Note taking for advising and counseling professionals. Journaling allows everyone involved to document what has occurred with a student.
• Early Alert:
Early alerts provide an easy way for faculty to alert student support professionals if they are concerned about a student or need to connect that student to resources on campus. Early Alerts promote student success through identification and proactive interventions, including a feedback loop to faculty so they know the outcomes.
Advisors, coaches, or counselors can populate information from the Office of Disability into SSP. The tool is a repository for this information, which highlights what accommodations the institution is required to put into place for the student.
• Student Documents
Advisors, coaches, counselors, and faculty can upload files within student records, and can set confidentiality levels for the files. For example, counseling staff can upload a signed copy of a student’s Action Plan.
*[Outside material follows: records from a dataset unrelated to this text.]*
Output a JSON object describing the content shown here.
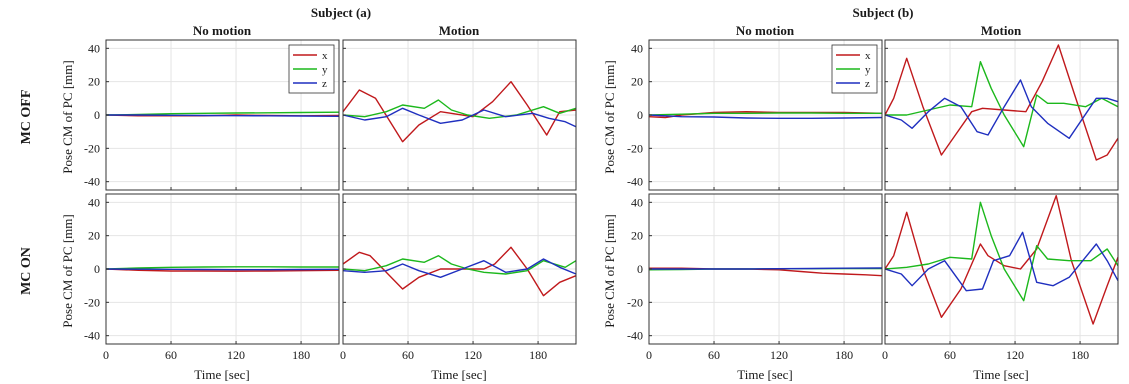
{
  "figure": {
    "groups": [
      {
        "label": "Subject (a)"
      },
      {
        "label": "Subject (b)"
      }
    ],
    "column_titles": [
      "No motion",
      "Motion",
      "No motion",
      "Motion"
    ],
    "row_labels": [
      "MC OFF",
      "MC ON"
    ],
    "ylabel": "Pose CM of PC [mm]",
    "xlabel": "Time [sec]",
    "x_ticks": [
      0,
      60,
      120,
      180
    ],
    "y_ticks": [
      -40,
      -20,
      0,
      20,
      40
    ],
    "legend": [
      "x",
      "y",
      "z"
    ]
  },
  "colors": {
    "x": "#c0191c",
    "y": "#1cb81c",
    "z": "#1f2fbf",
    "grid": "#e4e4e4",
    "axis": "#333333"
  },
  "chart_data": {
    "type": "line",
    "grid": true,
    "xlim": [
      0,
      215
    ],
    "ylim": [
      -45,
      45
    ],
    "series_names": [
      "x",
      "y",
      "z"
    ],
    "panels": [
      {
        "id": "a-nomotion-off",
        "subject": "Subject (a)",
        "condition": "No motion",
        "row": "MC OFF",
        "legend": true,
        "series": [
          {
            "name": "x",
            "x": [
              0,
              30,
              60,
              90,
              120,
              150,
              180,
              215
            ],
            "y": [
              0,
              -0.5,
              -0.5,
              -0.5,
              0,
              -0.3,
              -0.5,
              -0.3
            ]
          },
          {
            "name": "y",
            "x": [
              0,
              30,
              60,
              90,
              120,
              150,
              180,
              215
            ],
            "y": [
              0,
              0.3,
              0.8,
              1,
              1.2,
              1.3,
              1.5,
              1.7
            ]
          },
          {
            "name": "z",
            "x": [
              0,
              30,
              60,
              90,
              120,
              150,
              180,
              215
            ],
            "y": [
              0,
              0,
              -0.2,
              -0.3,
              -0.4,
              -0.5,
              -0.6,
              -0.8
            ]
          }
        ]
      },
      {
        "id": "a-motion-off",
        "subject": "Subject (a)",
        "condition": "Motion",
        "row": "MC OFF",
        "series": [
          {
            "name": "x",
            "x": [
              0,
              15,
              30,
              55,
              70,
              90,
              120,
              138,
              155,
              170,
              188,
              200,
              215
            ],
            "y": [
              2,
              15,
              10,
              -16,
              -6,
              2,
              -1,
              8,
              20,
              6,
              -12,
              2,
              3
            ]
          },
          {
            "name": "y",
            "x": [
              0,
              20,
              40,
              55,
              75,
              88,
              100,
              115,
              135,
              160,
              185,
              200,
              215
            ],
            "y": [
              0,
              -1,
              2,
              6,
              4,
              9,
              3,
              0,
              -2,
              0,
              5,
              1,
              4
            ]
          },
          {
            "name": "z",
            "x": [
              0,
              20,
              40,
              55,
              70,
              90,
              110,
              130,
              150,
              175,
              190,
              205,
              215
            ],
            "y": [
              0,
              -3,
              -1,
              4,
              0,
              -5,
              -3,
              3,
              -1,
              1,
              -2,
              -4,
              -7
            ]
          }
        ]
      },
      {
        "id": "b-nomotion-off",
        "subject": "Subject (b)",
        "condition": "No motion",
        "row": "MC OFF",
        "legend": true,
        "series": [
          {
            "name": "x",
            "x": [
              0,
              15,
              30,
              60,
              90,
              120,
              150,
              180,
              215
            ],
            "y": [
              -1,
              -1.5,
              0,
              1.5,
              2,
              1.5,
              1.5,
              1.5,
              1
            ]
          },
          {
            "name": "y",
            "x": [
              0,
              30,
              60,
              90,
              120,
              150,
              180,
              215
            ],
            "y": [
              0,
              0.5,
              1,
              1,
              1.2,
              1.2,
              1,
              1
            ]
          },
          {
            "name": "z",
            "x": [
              0,
              30,
              60,
              90,
              120,
              150,
              180,
              215
            ],
            "y": [
              0,
              -1,
              -1.2,
              -1.8,
              -2,
              -2,
              -1.8,
              -1.5
            ]
          }
        ]
      },
      {
        "id": "b-motion-off",
        "subject": "Subject (b)",
        "condition": "Motion",
        "row": "MC OFF",
        "series": [
          {
            "name": "x",
            "x": [
              0,
              8,
              20,
              35,
              52,
              65,
              80,
              90,
              110,
              130,
              145,
              160,
              175,
              195,
              205,
              215
            ],
            "y": [
              0,
              10,
              34,
              5,
              -24,
              -12,
              2,
              4,
              3,
              2,
              20,
              42,
              12,
              -27,
              -24,
              -14
            ]
          },
          {
            "name": "y",
            "x": [
              0,
              20,
              40,
              60,
              80,
              88,
              98,
              110,
              128,
              140,
              150,
              165,
              185,
              200,
              215
            ],
            "y": [
              0,
              0,
              3,
              6,
              5,
              32,
              16,
              0,
              -19,
              12,
              7,
              7,
              5,
              10,
              5
            ]
          },
          {
            "name": "z",
            "x": [
              0,
              15,
              25,
              40,
              55,
              70,
              85,
              95,
              110,
              125,
              135,
              150,
              170,
              195,
              205,
              215
            ],
            "y": [
              0,
              -3,
              -8,
              2,
              10,
              5,
              -10,
              -12,
              5,
              21,
              5,
              -5,
              -14,
              10,
              10,
              8
            ]
          }
        ]
      },
      {
        "id": "a-nomotion-on",
        "subject": "Subject (a)",
        "condition": "No motion",
        "row": "MC ON",
        "series": [
          {
            "name": "x",
            "x": [
              0,
              30,
              60,
              90,
              120,
              150,
              180,
              215
            ],
            "y": [
              0,
              -0.8,
              -1.2,
              -1.2,
              -1.3,
              -1.2,
              -1,
              -0.8
            ]
          },
          {
            "name": "y",
            "x": [
              0,
              30,
              60,
              90,
              120,
              150,
              180,
              215
            ],
            "y": [
              0,
              0.6,
              1,
              1.2,
              1.3,
              1.3,
              1.2,
              1.2
            ]
          },
          {
            "name": "z",
            "x": [
              0,
              30,
              60,
              90,
              120,
              150,
              180,
              215
            ],
            "y": [
              0,
              -0.1,
              -0.2,
              -0.3,
              -0.4,
              -0.4,
              -0.3,
              -0.2
            ]
          }
        ]
      },
      {
        "id": "a-motion-on",
        "subject": "Subject (a)",
        "condition": "Motion",
        "row": "MC ON",
        "series": [
          {
            "name": "x",
            "x": [
              0,
              15,
              25,
              55,
              70,
              90,
              110,
              130,
              140,
              155,
              170,
              185,
              200,
              215
            ],
            "y": [
              3,
              10,
              8,
              -12,
              -5,
              0,
              0,
              0,
              3,
              13,
              0,
              -16,
              -8,
              -4
            ]
          },
          {
            "name": "y",
            "x": [
              0,
              20,
              40,
              55,
              75,
              88,
              100,
              115,
              130,
              150,
              170,
              185,
              205,
              215
            ],
            "y": [
              0,
              -1,
              2,
              6,
              4,
              8,
              3,
              0,
              -2,
              -3,
              -1,
              5,
              1,
              5
            ]
          },
          {
            "name": "z",
            "x": [
              0,
              20,
              40,
              55,
              70,
              90,
              110,
              130,
              150,
              170,
              185,
              200,
              215
            ],
            "y": [
              -1,
              -2,
              -1,
              3,
              -1,
              -5,
              0,
              5,
              -2,
              0,
              6,
              1,
              -3
            ]
          }
        ]
      },
      {
        "id": "b-nomotion-on",
        "subject": "Subject (b)",
        "condition": "No motion",
        "row": "MC ON",
        "series": [
          {
            "name": "x",
            "x": [
              0,
              30,
              60,
              90,
              120,
              140,
              160,
              180,
              200,
              215
            ],
            "y": [
              0.5,
              0.5,
              0,
              0,
              -0.5,
              -1.5,
              -2.5,
              -3,
              -3.5,
              -4
            ]
          },
          {
            "name": "y",
            "x": [
              0,
              30,
              60,
              90,
              120,
              150,
              180,
              215
            ],
            "y": [
              -0.5,
              -0.3,
              0,
              0,
              0.2,
              0.2,
              0.3,
              0.3
            ]
          },
          {
            "name": "z",
            "x": [
              0,
              30,
              60,
              90,
              120,
              150,
              180,
              215
            ],
            "y": [
              0,
              0,
              0,
              0,
              0.2,
              0.3,
              0.5,
              0.6
            ]
          }
        ]
      },
      {
        "id": "b-motion-on",
        "subject": "Subject (b)",
        "condition": "Motion",
        "row": "MC ON",
        "series": [
          {
            "name": "x",
            "x": [
              0,
              8,
              20,
              35,
              52,
              70,
              88,
              95,
              110,
              125,
              140,
              158,
              172,
              192,
              205,
              215
            ],
            "y": [
              0,
              8,
              34,
              0,
              -29,
              -12,
              15,
              8,
              2,
              0,
              12,
              44,
              5,
              -33,
              -10,
              7
            ]
          },
          {
            "name": "y",
            "x": [
              0,
              20,
              40,
              60,
              80,
              88,
              98,
              110,
              128,
              140,
              150,
              170,
              190,
              205,
              215
            ],
            "y": [
              0,
              1,
              3,
              7,
              6,
              40,
              20,
              0,
              -19,
              14,
              6,
              5,
              5,
              12,
              2
            ]
          },
          {
            "name": "z",
            "x": [
              0,
              15,
              25,
              40,
              55,
              75,
              90,
              100,
              115,
              127,
              140,
              155,
              170,
              195,
              205,
              215
            ],
            "y": [
              0,
              -3,
              -10,
              0,
              5,
              -13,
              -12,
              5,
              8,
              22,
              -8,
              -10,
              -5,
              15,
              5,
              -7
            ]
          }
        ]
      }
    ]
  }
}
Counseling staff can populate information from other systems into SSP. For example, detailed notes relating to a student’s grades can be viewed in this single location where all imported notes can be reviewed.
• Caseload Reassignment
If an advisor, coach, or counselor leaves the institution, a set of administrative tools helps to reassign the student to a new member of the counseling staff.
• Reports and Data
SSP collects data on populations, services provided, referrals made, and student actions. Reports created from this data can be presented to administrators to illustrate the outcomes of efforts and measure improvements in student success and retention. Reports include early alert outcomes, early alert outreach, student task status, and many more.